Effect of Cinnamon and Rosemary Nano-Emulsions against Escherichia coli O157:H7 Isolated from Shawarma Sandwiches

Document Type : Research article


1 Food Hygiene, Assiut University Hospitals, Assiut University, Egypt

2 Food Hygiene, Faculty of Veterinary Medicine, Sohag University


The study was conducted to determine the incidence of E. coli serotypes in beef and chicken shawarma sandwiches, particularly E. coli O157:H7. The antibacterial activity of nano-emulsions (NEs) was evaluated, such as cinnamon and rosemary, against E. coli O157:H7. A total of 100 samples from ready-to-eat beef and chicken meat shawarma sandwiches (50 each) were isolated and identified as E. coli using a Sorbitol MacConkey (SMAC) agar assay.

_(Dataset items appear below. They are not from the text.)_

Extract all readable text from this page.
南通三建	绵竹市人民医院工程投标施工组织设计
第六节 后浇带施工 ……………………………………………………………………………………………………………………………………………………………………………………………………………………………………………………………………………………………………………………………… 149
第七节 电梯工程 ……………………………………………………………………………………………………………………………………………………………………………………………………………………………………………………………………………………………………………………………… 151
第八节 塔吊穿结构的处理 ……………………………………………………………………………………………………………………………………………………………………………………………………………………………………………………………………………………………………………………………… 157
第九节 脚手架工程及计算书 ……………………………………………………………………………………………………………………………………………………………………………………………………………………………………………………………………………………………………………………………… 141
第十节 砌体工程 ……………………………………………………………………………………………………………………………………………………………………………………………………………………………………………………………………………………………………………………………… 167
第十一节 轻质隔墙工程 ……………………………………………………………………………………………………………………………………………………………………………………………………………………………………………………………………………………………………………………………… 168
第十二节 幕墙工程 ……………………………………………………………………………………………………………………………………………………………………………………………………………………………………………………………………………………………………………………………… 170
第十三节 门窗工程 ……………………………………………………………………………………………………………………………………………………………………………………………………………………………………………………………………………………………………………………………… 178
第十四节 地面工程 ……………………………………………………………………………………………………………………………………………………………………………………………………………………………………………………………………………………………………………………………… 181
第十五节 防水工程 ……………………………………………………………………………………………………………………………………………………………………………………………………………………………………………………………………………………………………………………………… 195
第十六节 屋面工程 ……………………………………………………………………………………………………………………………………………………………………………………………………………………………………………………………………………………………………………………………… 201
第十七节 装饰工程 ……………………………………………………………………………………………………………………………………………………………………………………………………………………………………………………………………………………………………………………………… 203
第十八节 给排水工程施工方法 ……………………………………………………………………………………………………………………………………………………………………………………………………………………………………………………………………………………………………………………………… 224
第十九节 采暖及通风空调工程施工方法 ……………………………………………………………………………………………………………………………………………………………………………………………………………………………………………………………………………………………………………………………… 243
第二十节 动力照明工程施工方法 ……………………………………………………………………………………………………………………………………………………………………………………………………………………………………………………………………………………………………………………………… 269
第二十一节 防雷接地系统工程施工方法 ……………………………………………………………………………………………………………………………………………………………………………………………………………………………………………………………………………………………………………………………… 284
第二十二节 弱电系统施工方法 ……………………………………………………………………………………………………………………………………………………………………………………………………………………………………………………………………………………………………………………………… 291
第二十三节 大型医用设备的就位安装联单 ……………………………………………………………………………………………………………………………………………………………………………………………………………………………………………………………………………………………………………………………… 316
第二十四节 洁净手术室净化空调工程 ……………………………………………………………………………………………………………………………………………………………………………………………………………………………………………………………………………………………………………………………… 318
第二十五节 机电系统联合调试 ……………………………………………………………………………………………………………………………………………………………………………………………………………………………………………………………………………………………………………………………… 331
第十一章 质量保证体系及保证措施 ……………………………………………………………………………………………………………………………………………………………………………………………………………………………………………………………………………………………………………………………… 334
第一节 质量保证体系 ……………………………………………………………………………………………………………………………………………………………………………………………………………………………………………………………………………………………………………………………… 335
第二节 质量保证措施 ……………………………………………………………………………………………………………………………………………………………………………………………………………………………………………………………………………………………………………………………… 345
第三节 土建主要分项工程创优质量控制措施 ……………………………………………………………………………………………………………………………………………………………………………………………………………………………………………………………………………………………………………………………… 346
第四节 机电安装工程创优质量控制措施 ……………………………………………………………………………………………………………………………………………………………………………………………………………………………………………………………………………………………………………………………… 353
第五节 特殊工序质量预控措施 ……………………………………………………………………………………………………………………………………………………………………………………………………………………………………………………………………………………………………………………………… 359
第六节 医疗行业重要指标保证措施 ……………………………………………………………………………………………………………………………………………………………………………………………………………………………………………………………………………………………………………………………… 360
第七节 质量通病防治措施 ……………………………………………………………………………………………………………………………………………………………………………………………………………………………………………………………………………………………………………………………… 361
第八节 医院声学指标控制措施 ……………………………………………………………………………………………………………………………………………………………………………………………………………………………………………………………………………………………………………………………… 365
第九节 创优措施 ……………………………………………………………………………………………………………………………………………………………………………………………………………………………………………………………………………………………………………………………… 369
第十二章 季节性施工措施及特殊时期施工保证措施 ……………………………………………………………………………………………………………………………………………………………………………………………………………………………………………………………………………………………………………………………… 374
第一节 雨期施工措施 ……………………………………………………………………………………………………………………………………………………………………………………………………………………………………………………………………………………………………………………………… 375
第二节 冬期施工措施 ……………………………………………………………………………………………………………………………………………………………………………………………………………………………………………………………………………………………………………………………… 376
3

The results were confirmed by serology and polymerase chain reaction PCR using the phoA gene, which is specific for E. coli and the fliCH7 gene, which is specific for E. coli O157:H7. Cinnamon and rosemary NEs were prepared, characterized, and evaluated in vitro to determine the minimum inhibitory concentration (MIC) using a well diffusion method. The incidence of E. coli species isolated from beef and chicken shawarma sandwiches samples was 58% and 10%, respectively. While, E. coli O157:H7 was detected in 6% of beef shawarma sandwiches only. Both cinnamon and rosemary NEs exhibited antimicrobial activity against E. coli O157:H7, and the cinnamon NE was more effective compared with that of rosemary with a mean inhibition zone of 7.67 ± 1.202 mm and 7 ± 0.5774 mm at MIC 0.78% and 3.125%. Further studies are required to detect the safety of effectiveness of natural NEs in the food industry.